Мечи поднялись и снова опустились с быстротой молнии и со звоном ударились о нечто невидимое, но твердое, как камень. Кардасса всего лишь приподнял одну бровь, отвернулся от них, защищенный волшебным щитом, взял лежащий на маленьком столике жезл и ударил в гонг, соблюдая определенный ритм.
Гонг подал его людям сигнал к бегству из Таткаладорна, а барон неспешно встал, не выпуская из руки жезла, и пошел к двери.
— Как сказал мой прапрадед много лет назад, — ледяным тоном сказал Иткламмерт Кардасса своим гостям, — предателей в Таткаладорне не привечают. Теперь я вас покину, чтобы приготовиться к путешествию на остров Плывущей Пены с целью предупредить короля о еще одном неудавшемся заговоре в Аглирте.
И он закрыл за собой дверь, оставив своих гостей стоять в бессильной ярости.
Легкая дрожь в руках исчезла. Когда Иткламмерт Кардасса подошел к последним, самым тяжелым дверям, которые вели в его личное подземное убежище, он почувствовал, что его это радует. Он знал, что этой ночью ему предстоит здесь умереть и у него не будет возможности снова обнять ни Аманталу, ни Нрини, ни одну из девочек Ларант. Он не сможет попрощаться с ними должным образом, поблагодарить и одарить деньгами и отдать строгий приказ убираться подальше из Кардассы, чтобы его еще не рожденные дети были спрятаны в надежном убежище до тех пор, пока хотя бы один из них не дорастет до того возраста, когда сможет предъявить права на наследство и начать править в Кардассе. По крайней мере, он оставил распоряжения Баретосу и Убунтеру следить за его женщинами и помогать им, но этих двух старых магов нельзя было назвать кладезем мудрости и оплотом силы. И вместе они работать не станут, даже если на карту будет поставлена вся Аглирта и их собственная шкура, не говоря уже о жизни младенца, отцу которого — Ворону Кардассы — они сначала служили из чувства долга перед его предком, а потом больше из страха.
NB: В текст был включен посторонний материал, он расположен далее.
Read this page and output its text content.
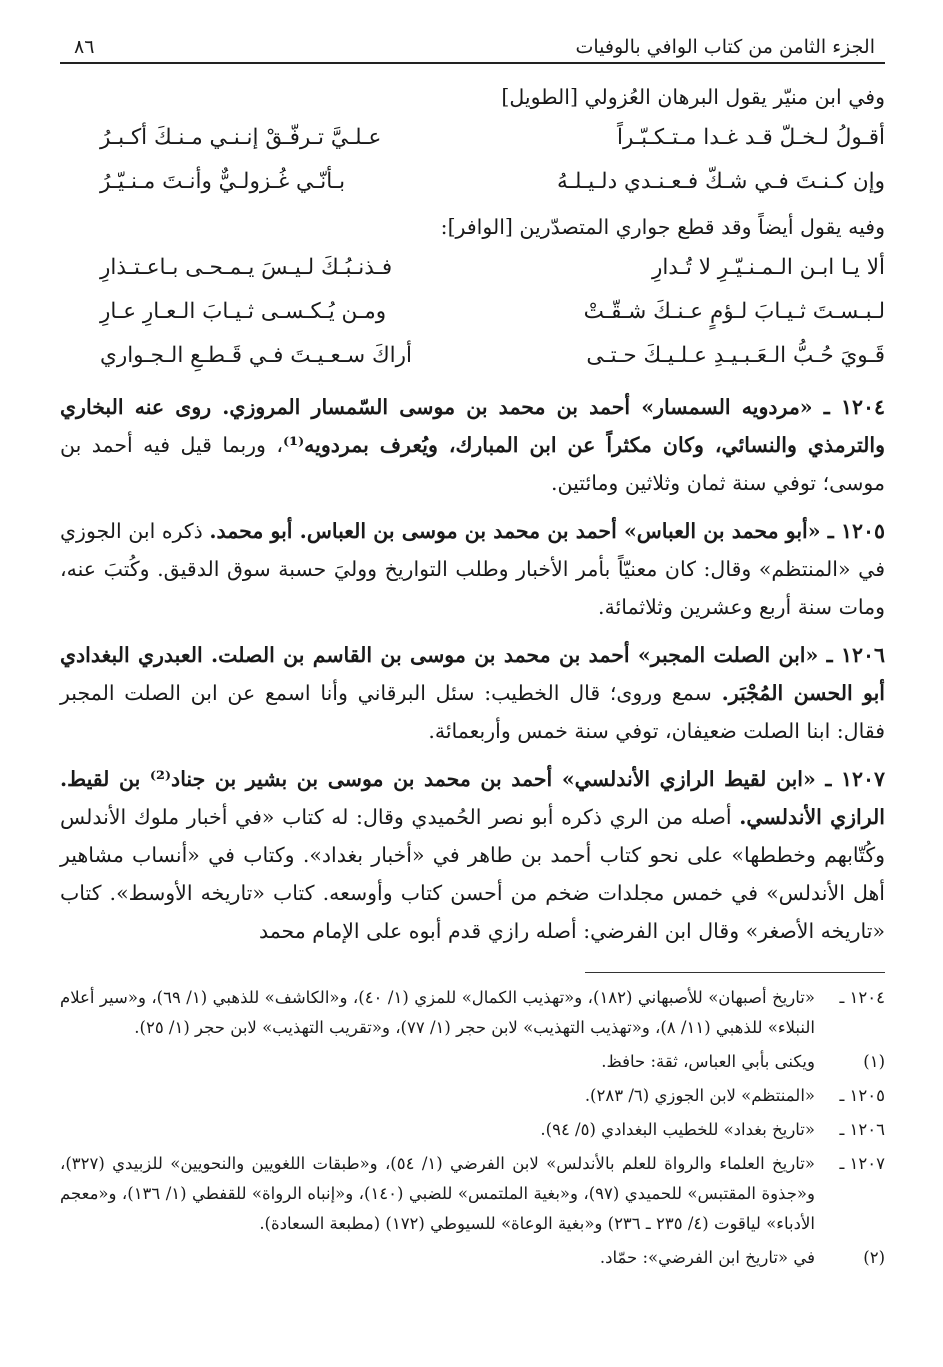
الجزء الثامن من كتاب الوافي بالوفيات
٨٦

وفي ابن منيّر يقول البرهان العُزولي [الطويل]

أقـولُ لـخـلّ قـد غـدا مـتـكـبّـراً
عـلـيَّ تـرفّـقْ إنـنـي مـنـكَ أكـبـرُ
وإن كـنـتَ فـي شـكّ فـعـنـدي دلـيـلـهُ
بـأنّـي غُـزولـيٌّ وأنـتَ مـنـيّـرُ

وفيه يقول أيضاً وقد قطع جواري المتصدّرين [الوافر]:

ألا يـا ابـن الـمـنـيّـرِ لا تُـدارِ
فـذنـبُـكَ لـيـسَ يـمـحـى بـاعـتـذارِ
لـبـسـتَ ثـيـابَ لـؤمٍ عـنـكَ شـقّـتْ
ومـن يُـكـسـى ثـيـابَ الـعـارِ عـارِ
قَـويَ حُـبُّ الـعَـبـيـدِ عـلـيـكَ حـتـى
أراكَ سـعـيـتَ فـي قَـطـعِ الـجـواري

١٢٠٤ ـ «مردويه السمسار» أحمد بن محمد بن موسى السّمسار المروزي. روى عنه البخاري والترمذي والنسائي، وكان مكثراً عن ابن المبارك، ويُعرف بمردويه⁽¹⁾، وربما قيل فيه أحمد بن موسى؛ توفي سنة ثمان وثلاثين ومائتين.

١٢٠٥ ـ «أبو محمد بن العباس» أحمد بن محمد بن موسى بن العباس. أبو محمد. ذكره ابن الجوزي في «المنتظم» وقال: كان معنيّاً بأمر الأخبار وطلب التواريخ ووليَ حسبة سوق الدقيق. وكُتبَ عنه، ومات سنة أربع وعشرين وثلاثمائة.

١٢٠٦ ـ «ابن الصلت المجبر» أحمد بن محمد بن موسى بن القاسم بن الصلت. العبدري البغدادي أبو الحسن المُجْبَر. سمع وروى؛ قال الخطيب: سئل البرقاني وأنا اسمع عن ابن الصلت المجبر فقال: ابنا الصلت ضعيفان، توفي سنة خمس وأربعمائة.

١٢٠٧ ـ «ابن لقيط الرازي الأندلسي» أحمد بن محمد بن موسى بن بشير بن جناد⁽²⁾ بن لقيط. الرازي الأندلسي. أصله من الري ذكره أبو نصر الحُميدي وقال: له كتاب «في أخبار ملوك الأندلس وكُتّابهم وخططها» على نحو كتاب أحمد بن طاهر في «أخبار بغداد». وكتاب في «أنساب مشاهير أهل الأندلس» في خمس مجلدات ضخم من أحسن كتاب وأوسعه. كتاب «تاريخه الأوسط». كتاب «تاريخه الأصغر» وقال ابن الفرضي: أصله رازي قدم أبوه على الإمام محمد

١٢٠٤ ـ
«تاريخ أصبهان» للأصبهاني (١٨٢)، و«تهذيب الكمال» للمزي (١/ ٤٠)، و«الكاشف» للذهبي (١/ ٦٩)، و«سير أعلام النبلاء» للذهبي (١١/ ٨)، و«تهذيب التهذيب» لابن حجر (١/ ٧٧)، و«تقريب التهذيب» لابن حجر (١/ ٢٥).
(١)
ويكنى بأبي العباس، ثقة: حافظ.
١٢٠٥ ـ
«المنتظم» لابن الجوزي (٦/ ٢٨٣).
١٢٠٦ ـ
«تاريخ بغداد» للخطيب البغدادي (٥/ ٩٤).
١٢٠٧ ـ
«تاريخ العلماء والرواة للعلم بالأندلس» لابن الفرضي (١/ ٥٤)، و«طبقات اللغويين والنحويين» للزبيدي (٣٢٧)، و«جذوة المقتبس» للحميدي (٩٧)، و«بغية الملتمس» للضبي (١٤٠)، و«إنباه الرواة» للقفطي (١/ ١٣٦)، و«معجم الأدباء» لياقوت (٤/ ٢٣٥ ـ ٢٣٦) و«بغية الوعاة» للسيوطي (١٧٢) (مطبعة السعادة).
(٢)
في «تاريخ ابن الفرضي»: حمّاد.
Таурим отвезет его послание на остров без всякого приказа, если только добрый управляющий не погибнет от стрел Аделна или мечей Орнентара. Великий правитель Кардассы никогда бы не покинул Таткаладорн живым, и все же, если он дорого продаст свою жизнь, немногие из его убийц уцелеют, и еще один заговор рухнет, не успев как следует пошатнуть Речной Трон. Пробужденный король, возможно, получит дополнительное время для того, чтобы снова превратить Аглирту в сильное государство из горстки воюющих между собой баронств и заброшенных земель, кишащих бандитами.
Самыми главными из его противников были Аделн и Орнентар. Аделн сильнее, истинный хребет и клинок заговора, но именно Орнентар должен обязательно погибнуть этой ночью из-за его связи со змеями. Если бы он мог купить лишь одну жизнь ценой своей собственной, это была бы жизнь Элдага Орнентара, которого прежде звали Лицом из Камня.
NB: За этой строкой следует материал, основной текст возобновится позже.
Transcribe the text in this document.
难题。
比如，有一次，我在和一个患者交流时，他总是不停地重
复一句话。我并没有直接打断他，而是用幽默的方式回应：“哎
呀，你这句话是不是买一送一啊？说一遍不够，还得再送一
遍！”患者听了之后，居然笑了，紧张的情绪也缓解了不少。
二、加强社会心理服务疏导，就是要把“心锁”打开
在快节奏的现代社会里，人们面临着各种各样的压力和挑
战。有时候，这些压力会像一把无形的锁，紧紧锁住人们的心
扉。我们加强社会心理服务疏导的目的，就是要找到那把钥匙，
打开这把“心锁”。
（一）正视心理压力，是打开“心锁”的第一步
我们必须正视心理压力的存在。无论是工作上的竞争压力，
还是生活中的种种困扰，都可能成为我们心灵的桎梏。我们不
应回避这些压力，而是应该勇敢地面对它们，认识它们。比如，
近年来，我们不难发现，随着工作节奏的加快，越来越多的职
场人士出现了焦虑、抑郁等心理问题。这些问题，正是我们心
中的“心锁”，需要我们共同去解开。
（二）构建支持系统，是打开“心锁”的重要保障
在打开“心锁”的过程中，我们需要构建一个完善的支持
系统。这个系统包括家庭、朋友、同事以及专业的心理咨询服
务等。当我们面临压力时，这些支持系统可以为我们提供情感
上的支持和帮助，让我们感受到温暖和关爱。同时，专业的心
Бодемон Сарр, где бы он ни находился, представлял поистине смертельную угрозу трону. По-своему он не менее опасен, чем жрецы Змеи, но, как и они, не станет участвовать в этом заговоре и попытается придумать что-нибудь свое собственное.
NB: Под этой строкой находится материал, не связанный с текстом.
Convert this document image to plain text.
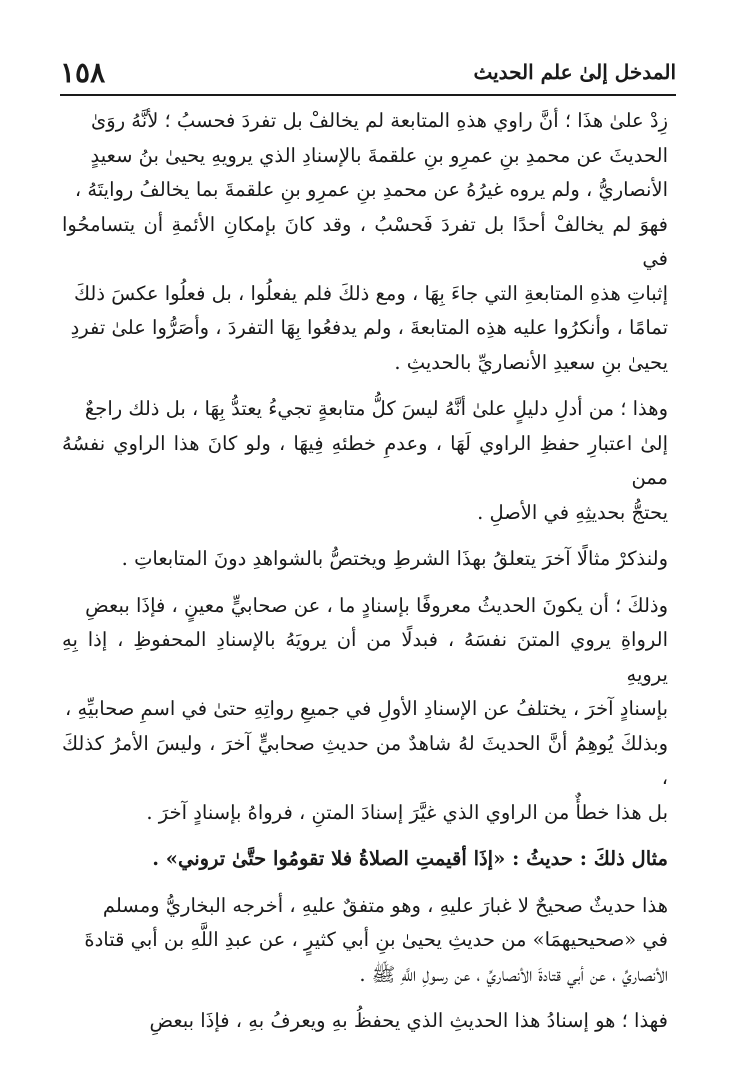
١٥٨	المدخل إلىٰ علم الحديث

زِدْ علىٰ هذَا ؛ أنَّ راوي هذهِ المتابعة لم يخالفْ بل تفردَ فحسبُ ؛ لأنَّهُ روَىٰ
الحديثَ عن محمدِ بنِ عمرِو بنِ علقمةَ بالإسنادِ الذي يرويهِ يحيىٰ بنُ سعيدٍ
الأنصاريُّ ، ولم يروه غيرُهُ عن محمدِ بنِ عمرِو بنِ علقمةَ بما يخالفُ روايتَهُ ،
فهوَ لم يخالفْ أحدًا بل تفردَ فَحسْبُ ، وقد كانَ بإمكانِ الأئمةِ أن يتسامحُوا في
إثباتِ هذهِ المتابعةِ التي جاءَ بِهَا ، ومع ذلكَ فلم يفعلُوا ، بل فعلُوا عكسَ ذلكَ
تمامًا ، وأنكرُوا عليه هذِه المتابعةَ ، ولم يدفعُوا بِهَا التفردَ ، وأصَرُّوا علىٰ تفردِ
يحيىٰ بنِ سعيدِ الأنصاريِّ بالحديثِ .

وهذا ؛ من أدلِ دليلٍ علىٰ أنَّهُ ليسَ كلُّ متابعةٍ تجيءُ يعتدُّ بِهَا ، بل ذلك راجعٌ
إلىٰ اعتبارِ حفظِ الراوي لَهَا ، وعدمِ خطئهِ فِيهَا ، ولو كانَ هذا الراوي نفسُهُ ممن
يحتجُّ بحديثِهِ في الأصلِ .

ولنذكرْ مثالًا آخرَ يتعلقُ بهذَا الشرطِ ويختصُّ بالشواهدِ دونَ المتابعاتِ .

وذلكَ ؛ أن يكونَ الحديثُ معروفًا بإسنادٍ ما ، عن صحابيٍّ معينٍ ، فإذَا ببعضِ
الرواةِ يروي المتنَ نفسَهُ ، فبدلًا من أن يرويَهُ بالإسنادِ المحفوظِ ، إذا بِهِ يرويهِ
بإسنادٍ آخرَ ، يختلفُ عن الإسنادِ الأولِ في جميعِ رواتِهِ حتىٰ في اسمِ صحابيِّهِ ،
وبذلكَ يُوهِمُ أنَّ الحديثَ لهُ شاهدٌ من حديثِ صحابيٍّ آخرَ ، وليسَ الأمرُ كذلكَ ،
بل هذا خطأٌ من الراوي الذي غيَّرَ إسنادَ المتنِ ، فرواهُ بإسنادٍ آخرَ .

مثال ذلكَ : حديثُ : «إذَا أقيمتِ الصلاةُ فلا تقومُوا حتَّىٰ تروني» .

هذا حديثٌ صحيحٌ لا غبارَ عليهِ ، وهو متفقٌ عليهِ ، أخرجه البخاريُّ ومسلم
في «صحيحيهمَا» من حديثِ يحيىٰ بنِ أبي كثيرٍ ، عن عبدِ اللَّهِ بن أبي قتادةَ
الأنصاريِّ ، عن أبي قتادةَ الأنصاريِّ ، عن رسولِ اللَّهِ ﷺ .

فهذا ؛ هو إسنادُ هذا الحديثِ الذي يحفظُ بهِ ويعرفُ بهِ ، فإذَا ببعضِ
Это уже не может быть заботой Иткламмерта Кардассы. Он всего лишь верховный правитель одного из баронств, и в его силах только сорвать один из заговоров.
— Вспоминай меня за это, Сноусар, — прошептал он, натягивая латные рукавицы, которыми не пользовался десятки лет, и глядя на заблестевшие и ожившие драгоценные камни на сгибах пальцев. — И помяни с уважением.
Он согнул пальцы в рукавицах, которые могли дать ему возможность летать, а затем потянулся за шлемом, еще более сильным магическим инструментом. Он надел его на голову, оглядел все остальное заколдованное оружие, собранное здесь им самим и его предками, и невесело подумал: «Остается надеяться на то, что, смыв с оружия мою кровь, враги не воспользуются им днем позже, когда нападут на короля».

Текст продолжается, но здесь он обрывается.